News aggregator NewsNow has claimed its service is under threat following legal pressure from UK newspaper publishers.

Struan Bartlett, managing director of the site, which aggregates RSS feeds from a range of international news sites for several topics, published an open letter to newspaper publishers this week urging them to drop legal threats against the site for linking to their content.

The letter was addressed to eight national newspapers, but did not name which group had sent legal warnings to the site and suggested that other aggregation sites had also been approached by publishers.

Speaking to Journalism.co.uk, Bartlett said almost all of those publishers named and regional newspaper group were putting pressure on the site.

"Some are taking issue with our linking, full stop. Others are under what we think is a mistaken impression that we're making commercial use of their content, and think that gives them the right to demand money and control," he said.

"Our value is independent of their content. We don't distribute their content. We're providing a service that determines which articles are relevant to which people, and then serves you a headline link. We're not making money from their content."

Some publishers are demanding compensation for the site's links to their content rather than a revenue share, he added.

"Right now a number of players are threatening to pursue the matter in the courts if we don't stop linking or else accept their imposition of charges and controls (…) right now it's unclear how much our accepting this would cost us," he said.

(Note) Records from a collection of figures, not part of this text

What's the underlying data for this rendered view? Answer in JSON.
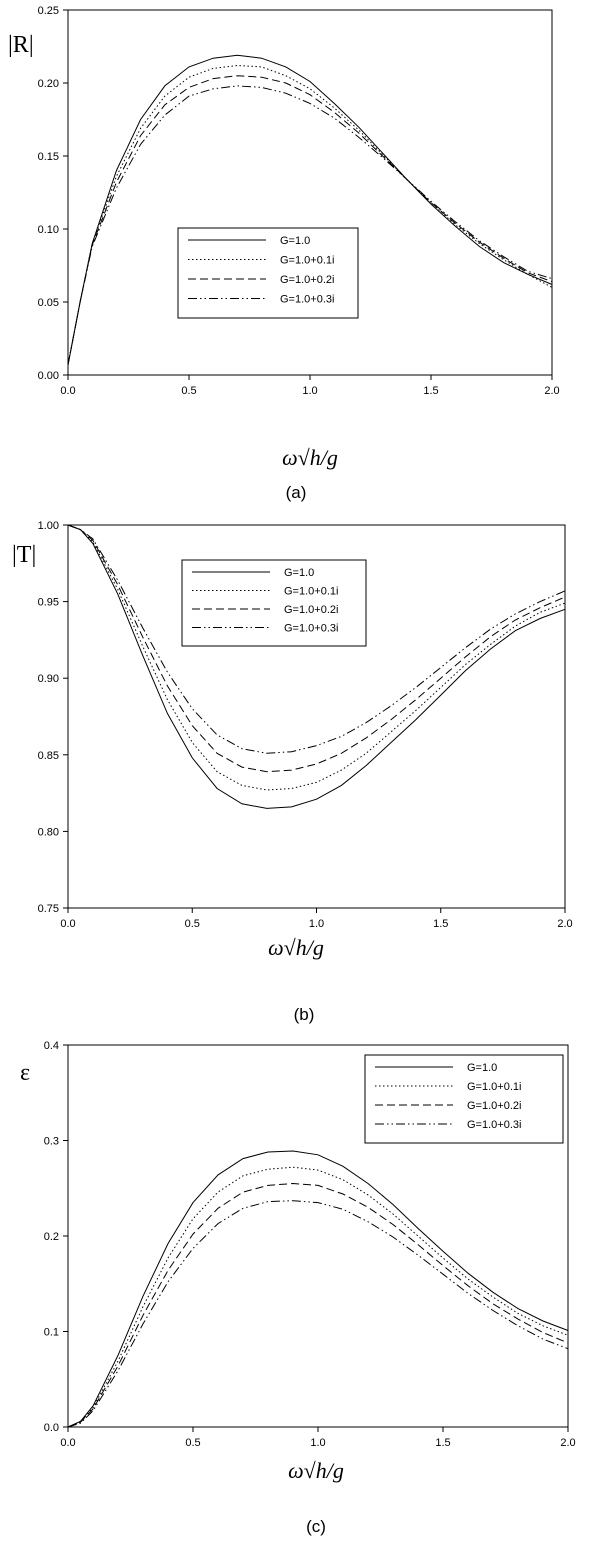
{
  "figure": {
    "captions": [
      "(a)",
      "(b)",
      "(c)"
    ]
  },
  "chart_data": [
    {
      "type": "line",
      "ylabel": "|R|",
      "xlabel": "ω√h/g",
      "caption": "(a)",
      "xlim": [
        0.0,
        2.0
      ],
      "ylim": [
        0.0,
        0.25
      ],
      "xticks": [
        "0.0",
        "0.5",
        "1.0",
        "1.5",
        "2.0"
      ],
      "yticks": [
        "0.00",
        "0.05",
        "0.10",
        "0.15",
        "0.20",
        "0.25"
      ],
      "legend_position": "center-left",
      "x": [
        0.0,
        0.05,
        0.1,
        0.2,
        0.3,
        0.4,
        0.5,
        0.6,
        0.7,
        0.8,
        0.9,
        1.0,
        1.1,
        1.2,
        1.3,
        1.4,
        1.5,
        1.6,
        1.7,
        1.8,
        1.9,
        2.0
      ],
      "series": [
        {
          "name": "G=1.0",
          "dash": "solid",
          "values": [
            0.007,
            0.05,
            0.09,
            0.14,
            0.175,
            0.198,
            0.211,
            0.217,
            0.219,
            0.217,
            0.211,
            0.201,
            0.186,
            0.17,
            0.152,
            0.134,
            0.117,
            0.102,
            0.088,
            0.077,
            0.069,
            0.062
          ]
        },
        {
          "name": "G=1.0+0.1i",
          "dash": "dotted",
          "values": [
            0.007,
            0.05,
            0.09,
            0.136,
            0.169,
            0.191,
            0.204,
            0.21,
            0.212,
            0.211,
            0.205,
            0.196,
            0.183,
            0.168,
            0.151,
            0.134,
            0.118,
            0.103,
            0.09,
            0.079,
            0.069,
            0.06
          ]
        },
        {
          "name": "G=1.0+0.2i",
          "dash": "dashed",
          "values": [
            0.007,
            0.05,
            0.089,
            0.132,
            0.164,
            0.185,
            0.197,
            0.203,
            0.205,
            0.204,
            0.2,
            0.192,
            0.18,
            0.166,
            0.15,
            0.134,
            0.118,
            0.104,
            0.091,
            0.08,
            0.07,
            0.064
          ]
        },
        {
          "name": "G=1.0+0.3i",
          "dash": "dashdotdot",
          "values": [
            0.007,
            0.05,
            0.088,
            0.128,
            0.158,
            0.178,
            0.191,
            0.196,
            0.198,
            0.197,
            0.193,
            0.186,
            0.176,
            0.163,
            0.149,
            0.134,
            0.119,
            0.105,
            0.092,
            0.081,
            0.071,
            0.066
          ]
        }
      ]
    },
    {
      "type": "line",
      "ylabel": "|T|",
      "xlabel": "ω√h/g",
      "caption": "(b)",
      "xlim": [
        0.0,
        2.0
      ],
      "ylim": [
        0.75,
        1.0
      ],
      "xticks": [
        "0.0",
        "0.5",
        "1.0",
        "1.5",
        "2.0"
      ],
      "yticks": [
        "0.75",
        "0.80",
        "0.85",
        "0.90",
        "0.95",
        "1.00"
      ],
      "legend_position": "top-center",
      "x": [
        0.0,
        0.05,
        0.1,
        0.2,
        0.3,
        0.4,
        0.5,
        0.6,
        0.7,
        0.8,
        0.9,
        1.0,
        1.1,
        1.2,
        1.3,
        1.4,
        1.5,
        1.6,
        1.7,
        1.8,
        1.9,
        2.0
      ],
      "series": [
        {
          "name": "G=1.0",
          "dash": "solid",
          "values": [
            1.0,
            0.997,
            0.988,
            0.955,
            0.915,
            0.877,
            0.848,
            0.828,
            0.818,
            0.815,
            0.816,
            0.821,
            0.83,
            0.843,
            0.858,
            0.873,
            0.889,
            0.905,
            0.919,
            0.931,
            0.939,
            0.945
          ]
        },
        {
          "name": "G=1.0+0.1i",
          "dash": "dotted",
          "values": [
            1.0,
            0.997,
            0.989,
            0.958,
            0.921,
            0.886,
            0.858,
            0.839,
            0.83,
            0.827,
            0.828,
            0.832,
            0.84,
            0.851,
            0.865,
            0.879,
            0.894,
            0.909,
            0.922,
            0.934,
            0.943,
            0.949
          ]
        },
        {
          "name": "G=1.0+0.2i",
          "dash": "dashed",
          "values": [
            1.0,
            0.997,
            0.99,
            0.961,
            0.927,
            0.895,
            0.869,
            0.851,
            0.842,
            0.839,
            0.84,
            0.844,
            0.851,
            0.861,
            0.873,
            0.886,
            0.9,
            0.914,
            0.927,
            0.938,
            0.946,
            0.953
          ]
        },
        {
          "name": "G=1.0+0.3i",
          "dash": "dashdotdot",
          "values": [
            1.0,
            0.997,
            0.991,
            0.964,
            0.933,
            0.904,
            0.88,
            0.863,
            0.854,
            0.851,
            0.852,
            0.856,
            0.862,
            0.871,
            0.882,
            0.894,
            0.907,
            0.92,
            0.932,
            0.942,
            0.95,
            0.957
          ]
        }
      ]
    },
    {
      "type": "line",
      "ylabel": "ε",
      "xlabel": "ω√h/g",
      "caption": "(c)",
      "xlim": [
        0.0,
        2.0
      ],
      "ylim": [
        0.0,
        0.4
      ],
      "xticks": [
        "0.0",
        "0.5",
        "1.0",
        "1.5",
        "2.0"
      ],
      "yticks": [
        "0.0",
        "0.1",
        "0.2",
        "0.3",
        "0.4"
      ],
      "legend_position": "top-right",
      "x": [
        0.0,
        0.05,
        0.1,
        0.2,
        0.3,
        0.4,
        0.5,
        0.6,
        0.7,
        0.8,
        0.9,
        1.0,
        1.1,
        1.2,
        1.3,
        1.4,
        1.5,
        1.6,
        1.7,
        1.8,
        1.9,
        2.0
      ],
      "series": [
        {
          "name": "G=1.0",
          "dash": "solid",
          "values": [
            0.0,
            0.006,
            0.022,
            0.075,
            0.137,
            0.192,
            0.235,
            0.264,
            0.281,
            0.288,
            0.289,
            0.285,
            0.273,
            0.255,
            0.233,
            0.208,
            0.184,
            0.161,
            0.141,
            0.124,
            0.111,
            0.101
          ]
        },
        {
          "name": "G=1.0+0.1i",
          "dash": "dotted",
          "values": [
            0.0,
            0.005,
            0.02,
            0.069,
            0.126,
            0.177,
            0.218,
            0.246,
            0.263,
            0.27,
            0.272,
            0.269,
            0.259,
            0.243,
            0.223,
            0.2,
            0.177,
            0.155,
            0.136,
            0.119,
            0.106,
            0.096
          ]
        },
        {
          "name": "G=1.0+0.2i",
          "dash": "dashed",
          "values": [
            0.0,
            0.005,
            0.019,
            0.064,
            0.117,
            0.164,
            0.202,
            0.229,
            0.246,
            0.253,
            0.255,
            0.253,
            0.244,
            0.23,
            0.212,
            0.191,
            0.169,
            0.148,
            0.129,
            0.113,
            0.099,
            0.088
          ]
        },
        {
          "name": "G=1.0+0.3i",
          "dash": "dashdotdot",
          "values": [
            0.0,
            0.004,
            0.017,
            0.059,
            0.108,
            0.152,
            0.187,
            0.213,
            0.229,
            0.236,
            0.237,
            0.235,
            0.228,
            0.215,
            0.199,
            0.18,
            0.16,
            0.14,
            0.122,
            0.106,
            0.092,
            0.082
          ]
        }
      ]
    }
  ]
}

Journalism.co.uk contacted several of the newspaper groups named, but none have responded with a comment.

Bartlett quoted the Guardian's head of social media development Meg Pickard in his letter: "We have an expression: 'embrace, don't replace'. If people like Twitter or Facebook, and like spending time there, then it's crazy to say, 'stop using Twitter or Facebook and come to the Guardian!' We need to be there as well."

"We couldn’t agree more," said Bartlett in the letter.

Many newspaper groups and industry representatives have taken issue with aggregators and search engines, claiming that their content is used for commercial gain.

Earlier this month News Corp chief Rupert Murdoch described such sites as kleptomaniacs and plagiarists in his speech to the Beijing World Media Summit.

Responding to this in his letter, Bartlett wrote: "It is disingenuous to blame legitimate link aggregation websites like ours for your financial woes and it is misguided to attempt to control linking. This cannot be the way forward."